Considerando apenas o chefe da família, isso corresponde à população de João Pessoa (PB). Se for levada em conta toda a família, com a média de quatro pessoas, é uma Salvador inteira que estava fora dos programas.
O resultado da operação, conhecida como busca ativa, também surpreende pelas características dessa população: 40% das famílias invisíveis estão em cidades com mais de 100 mil habitantes. Com o desdobramento e a análise das estatísticas, é provável que se constate que a maioria dos miseráveis invisíveis não estão nos grotões das regiões Norte e Nordeste, como quase sempre se imagina, mas na periferia dos centros urbanos.
"Estamos falando de famílias extremamente pobres que até agora não faziam parte do cadastro único do governo federal e por isso não eram vistas na sua integridade, de acordo com suas necessidades e carências", observa a ministra Tereza Campelo. "Podiam ter filhos na escola, mas não tinham acesso ao básico dos programas sociais, como o Bolsa Família, a tarifa social de energia elétrica e outras ações."
Para chegar a essas pessoas o ministério partiu do princípio de que, por algum motivo, elas não conseguiam chegar aos serviços de assistência social das prefeituras e pedir a inscrição no cadastro único. "Era preciso sair dos escritórios. Mobilizamos prefeituras, agentes de saúde, empresas de distribuição de energia elétrica", conta Tereza. "As prefeituras estão sendo remuneradas por esse trabalho."
Acidentado
Em Franco da Rocha, na região metropolitana de São Paulo, a assistente social Marisa Lima foi uma dessas agentes mobilizadas para caçar os invisíveis.

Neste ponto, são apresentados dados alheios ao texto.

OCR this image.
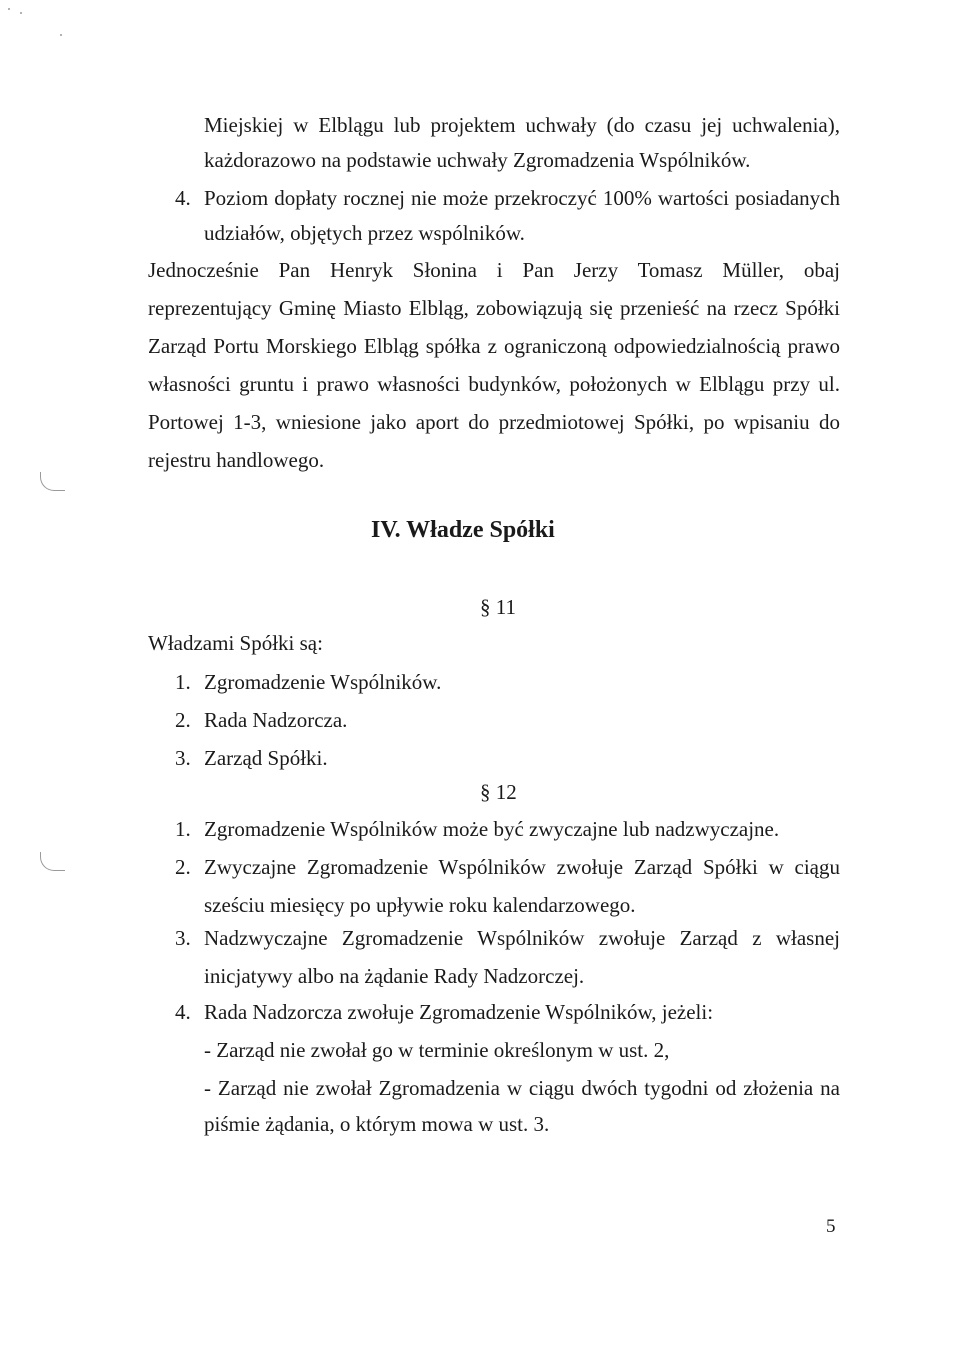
Miejskiej w Elblągu lub projektem uchwały (do czasu jej uchwalenia),
każdorazowo na podstawie uchwały Zgromadzenia Wspólników.
4. Poziom dopłaty rocznej nie może przekroczyć 100% wartości posiadanych
udziałów, objętych przez wspólników.
Jednocześnie Pan Henryk Słonina i Pan Jerzy Tomasz Müller, obaj
reprezentujący Gminę Miasto Elbląg, zobowiązują się przenieść na rzecz Spółki
Zarząd Portu Morskiego Elbląg spółka z ograniczoną odpowiedzialnością prawo
własności gruntu i prawo własności budynków, położonych w Elblągu przy ul.
Portowej 1-3, wniesione jako aport do przedmiotowej Spółki, po wpisaniu do
rejestru handlowego.
IV. Władze Spółki
§ 11
Władzami Spółki są:
1. Zgromadzenie Wspólników.
2. Rada Nadzorcza.
3. Zarząd Spółki.
§ 12
1. Zgromadzenie Wspólników może być zwyczajne lub nadzwyczajne.
2. Zwyczajne Zgromadzenie Wspólników zwołuje Zarząd Spółki w ciągu
sześciu miesięcy po upływie roku kalendarzowego.
3. Nadzwyczajne Zgromadzenie Wspólników zwołuje Zarząd z własnej
inicjatywy albo na żądanie Rady Nadzorczej.
4. Rada Nadzorcza zwołuje Zgromadzenie Wspólników, jeżeli:
- Zarząd nie zwołał go w terminie określonym w ust. 2,
- Zarząd nie zwołał Zgromadzenia w ciągu dwóch tygodni od złożenia na
piśmie żądania, o którym mowa w ust. 3.
5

Em janeiro deste ano ela estava trabalhando na Unidade Básica de Saúde Municipal do Centro, na Avenida dos Coqueiros, quando apareceu por lá Raimundo Marques Ferreira, pintor de paredes, de 52 anos.
Buscava remédios e assistência médica, rotina que segue desde 2007 quando sofreu um acidente de trabalho. Caiu num fosso de elevador e teve os movimentos motores do lado esquerdo do corpo comprometidos. Como não era registrado e a empresa fechou as portas após o acidente, ficou sem nenhum tipo de cobertura. Os laudos médicos, que guarda presos com um elástico, indicam que também sofre com depressão e problemas neurológicos.

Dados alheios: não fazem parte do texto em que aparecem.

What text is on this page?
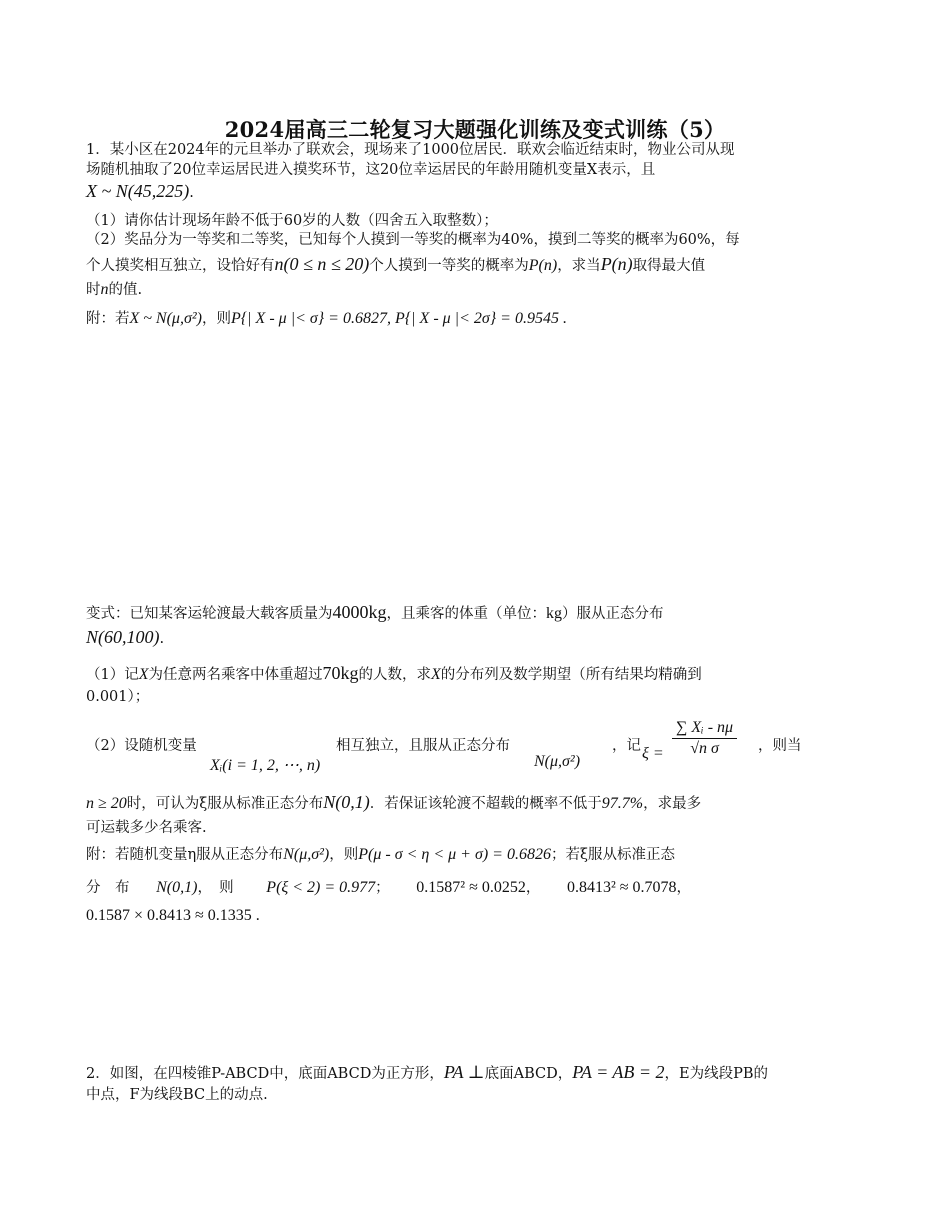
2024届高三二轮复习大题强化训练及变式训练（5）
1．某小区在2024年的元旦举办了联欢会，现场来了1000位居民．联欢会临近结束时，物业公司从现
场随机抽取了20位幸运居民进入摸奖环节，这20位幸运居民的年龄用随机变量X表示，且
X ~ N(45,225).
（1）请你估计现场年龄不低于60岁的人数（四舍五入取整数）；
（2）奖品分为一等奖和二等奖，已知每个人摸到一等奖的概率为40%，摸到二等奖的概率为60%，每
个人摸奖相互独立，设恰好有n(0 ≤ n ≤ 20)个人摸到一等奖的概率为P(n)，求当P(n)取得最大值
时n的值.
附：若X ~ N(μ,σ²)，则P{| X - μ |< σ} = 0.6827, P{| X - μ |< 2σ} = 0.9545 .
变式：已知某客运轮渡最大载客质量为4000kg，且乘客的体重（单位：kg）服从正态分布
N(60,100).
（1）记X为任意两名乘客中体重超过70kg的人数，求X的分布列及数学期望（所有结果均精确到
0.001）；
（2）设随机变量
Xᵢ(i = 1, 2, ⋯, n)
相互独立，且服从正态分布
N(μ,σ²)
，记 $\xi = \frac{\text{∑ Xᵢ - nμ}}{\text{√n σ}}$ ，则当
n ≥ 20时，可认为ξ服从标准正态分布N(0,1)．若保证该轮渡不超载的概率不低于97.7%，求最多
可运载多少名乘客.
附：若随机变量η服从正态分布N(μ,σ²)，则P(μ - σ < η < μ + σ) = 0.6826；若ξ服从标准正态
分　布 N(0,1)，　则 P(ξ < 2) = 0.977； 0.1587² ≈ 0.0252， 0.8413² ≈ 0.7078，
0.1587 × 0.8413 ≈ 0.1335 .
2．如图，在四棱锥P-ABCD中，底面ABCD为正方形，PA ⊥底面ABCD，PA = AB = 2，E为线段PB的
中点，F为线段BC上的动点.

Separado, Ferreira mora com quatro filhos num cômodo de pouco mais de 30 metros quadrados, no fundo de um quintal, na Vila Zazu, bairro pobre de Franco da Rocha. É uma casa limpa, mas úmida e escura, erguida rente a um barranco ameaçador. Na época das chuvas, Ferreira sempre é visitado pela Defesa Civil, que insiste para que abandone o lugar. "Sair para onde?", indaga. "Aqui eu não pago aluguel."

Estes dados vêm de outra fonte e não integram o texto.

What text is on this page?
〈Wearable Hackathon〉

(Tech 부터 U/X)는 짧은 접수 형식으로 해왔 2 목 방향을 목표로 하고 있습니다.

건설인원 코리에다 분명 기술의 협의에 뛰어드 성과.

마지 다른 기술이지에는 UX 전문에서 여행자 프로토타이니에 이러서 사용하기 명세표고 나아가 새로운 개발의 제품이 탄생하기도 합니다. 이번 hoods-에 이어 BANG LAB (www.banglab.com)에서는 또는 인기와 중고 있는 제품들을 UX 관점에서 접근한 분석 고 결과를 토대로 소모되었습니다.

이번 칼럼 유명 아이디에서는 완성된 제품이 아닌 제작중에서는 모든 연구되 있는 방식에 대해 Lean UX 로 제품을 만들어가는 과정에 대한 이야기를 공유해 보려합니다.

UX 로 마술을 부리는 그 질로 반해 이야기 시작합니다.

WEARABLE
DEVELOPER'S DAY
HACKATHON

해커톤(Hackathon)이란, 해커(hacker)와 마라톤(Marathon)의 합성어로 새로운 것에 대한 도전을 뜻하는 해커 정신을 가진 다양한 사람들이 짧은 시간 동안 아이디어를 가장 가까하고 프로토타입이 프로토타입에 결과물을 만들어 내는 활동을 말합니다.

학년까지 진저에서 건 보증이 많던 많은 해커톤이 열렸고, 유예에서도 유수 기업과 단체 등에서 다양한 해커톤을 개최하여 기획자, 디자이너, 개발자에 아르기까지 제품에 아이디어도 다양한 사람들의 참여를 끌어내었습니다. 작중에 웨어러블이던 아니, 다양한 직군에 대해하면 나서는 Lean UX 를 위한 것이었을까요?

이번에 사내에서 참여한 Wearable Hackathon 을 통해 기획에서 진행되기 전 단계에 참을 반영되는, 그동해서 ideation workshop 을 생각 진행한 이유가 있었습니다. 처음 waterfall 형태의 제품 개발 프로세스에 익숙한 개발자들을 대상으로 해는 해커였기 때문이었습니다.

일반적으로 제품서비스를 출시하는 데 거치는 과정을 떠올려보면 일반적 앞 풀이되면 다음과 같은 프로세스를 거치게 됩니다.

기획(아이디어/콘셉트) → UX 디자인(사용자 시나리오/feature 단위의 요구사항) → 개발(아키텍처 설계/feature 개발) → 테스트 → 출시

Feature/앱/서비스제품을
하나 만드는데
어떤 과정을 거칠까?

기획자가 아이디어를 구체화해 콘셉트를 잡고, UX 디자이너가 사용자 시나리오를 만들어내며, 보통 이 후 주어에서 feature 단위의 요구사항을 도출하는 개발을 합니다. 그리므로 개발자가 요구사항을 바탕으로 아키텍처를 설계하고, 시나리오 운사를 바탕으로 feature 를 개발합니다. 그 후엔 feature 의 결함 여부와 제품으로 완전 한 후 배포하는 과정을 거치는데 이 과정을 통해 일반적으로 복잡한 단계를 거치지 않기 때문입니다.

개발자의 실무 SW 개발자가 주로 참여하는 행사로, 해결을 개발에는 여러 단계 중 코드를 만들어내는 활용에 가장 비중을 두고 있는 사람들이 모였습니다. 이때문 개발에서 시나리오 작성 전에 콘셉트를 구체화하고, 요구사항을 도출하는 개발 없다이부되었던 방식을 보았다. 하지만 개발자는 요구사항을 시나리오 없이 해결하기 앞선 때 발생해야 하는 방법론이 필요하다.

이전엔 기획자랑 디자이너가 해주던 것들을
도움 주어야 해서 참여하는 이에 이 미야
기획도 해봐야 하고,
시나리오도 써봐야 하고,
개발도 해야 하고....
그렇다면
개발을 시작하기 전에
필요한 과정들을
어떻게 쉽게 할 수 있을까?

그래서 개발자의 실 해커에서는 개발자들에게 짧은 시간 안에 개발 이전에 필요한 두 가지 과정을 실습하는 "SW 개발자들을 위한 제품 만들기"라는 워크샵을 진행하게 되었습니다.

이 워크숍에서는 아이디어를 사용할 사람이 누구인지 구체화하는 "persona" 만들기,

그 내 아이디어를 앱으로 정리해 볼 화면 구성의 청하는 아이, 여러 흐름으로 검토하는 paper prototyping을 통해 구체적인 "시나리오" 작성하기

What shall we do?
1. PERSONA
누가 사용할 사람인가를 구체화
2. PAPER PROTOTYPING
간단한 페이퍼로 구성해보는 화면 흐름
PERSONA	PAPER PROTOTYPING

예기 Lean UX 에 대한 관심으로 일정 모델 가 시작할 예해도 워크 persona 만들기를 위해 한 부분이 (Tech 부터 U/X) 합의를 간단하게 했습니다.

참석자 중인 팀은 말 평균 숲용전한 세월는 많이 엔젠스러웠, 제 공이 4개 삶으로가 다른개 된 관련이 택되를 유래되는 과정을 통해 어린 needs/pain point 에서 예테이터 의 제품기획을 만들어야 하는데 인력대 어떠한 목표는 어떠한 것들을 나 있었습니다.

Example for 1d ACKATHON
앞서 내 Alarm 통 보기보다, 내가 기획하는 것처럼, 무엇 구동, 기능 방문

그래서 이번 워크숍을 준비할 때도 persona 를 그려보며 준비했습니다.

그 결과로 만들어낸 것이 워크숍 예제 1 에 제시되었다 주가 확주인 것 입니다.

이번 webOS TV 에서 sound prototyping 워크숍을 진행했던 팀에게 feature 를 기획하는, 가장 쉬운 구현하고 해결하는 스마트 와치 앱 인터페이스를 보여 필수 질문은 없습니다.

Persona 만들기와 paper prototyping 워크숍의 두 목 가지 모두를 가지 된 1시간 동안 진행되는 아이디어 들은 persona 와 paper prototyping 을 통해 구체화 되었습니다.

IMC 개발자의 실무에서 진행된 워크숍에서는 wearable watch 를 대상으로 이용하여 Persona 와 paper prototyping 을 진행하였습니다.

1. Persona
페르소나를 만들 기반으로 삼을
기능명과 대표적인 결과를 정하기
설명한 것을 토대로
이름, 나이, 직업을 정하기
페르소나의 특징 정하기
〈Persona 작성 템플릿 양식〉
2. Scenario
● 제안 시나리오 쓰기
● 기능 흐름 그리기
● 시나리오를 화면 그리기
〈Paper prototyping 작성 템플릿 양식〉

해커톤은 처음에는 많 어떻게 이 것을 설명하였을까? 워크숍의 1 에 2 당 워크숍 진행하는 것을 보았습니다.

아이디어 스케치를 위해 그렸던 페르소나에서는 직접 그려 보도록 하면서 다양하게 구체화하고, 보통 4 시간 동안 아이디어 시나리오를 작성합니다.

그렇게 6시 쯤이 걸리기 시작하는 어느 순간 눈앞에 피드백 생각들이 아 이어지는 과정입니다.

Não sabia como fazer. No centro de saúde, abordado pela assistente social, o pintor contou que "já tinha ouvido falar" do Bolsa Família, mas não sabia se tinha direito, nem como se inscrever. Hoje recebe R$ 102 por mês, que usa sobretudo para pagar as contas de água e luz e comprar alguma comida. Dois de seus filhos, com 16 e 13 anos, foram inscritos no Ação Jovem, do governo estadual, que garante R$ 80 por mês, desde que frequentem a escola.
Agora a assistência social orienta Ferreira para que obtenha uma aposentadoria por invalidez, no valor de um salário mínimo, no INSS. Se conseguir, ele quer ampliar a casa onde mora e investir em cursos de informática para os filhos menores. Ele tem o olhar triste e fala em voz baixa, com modos tão humildes que dá a impressão de assustar-se com o mundo à sua volta.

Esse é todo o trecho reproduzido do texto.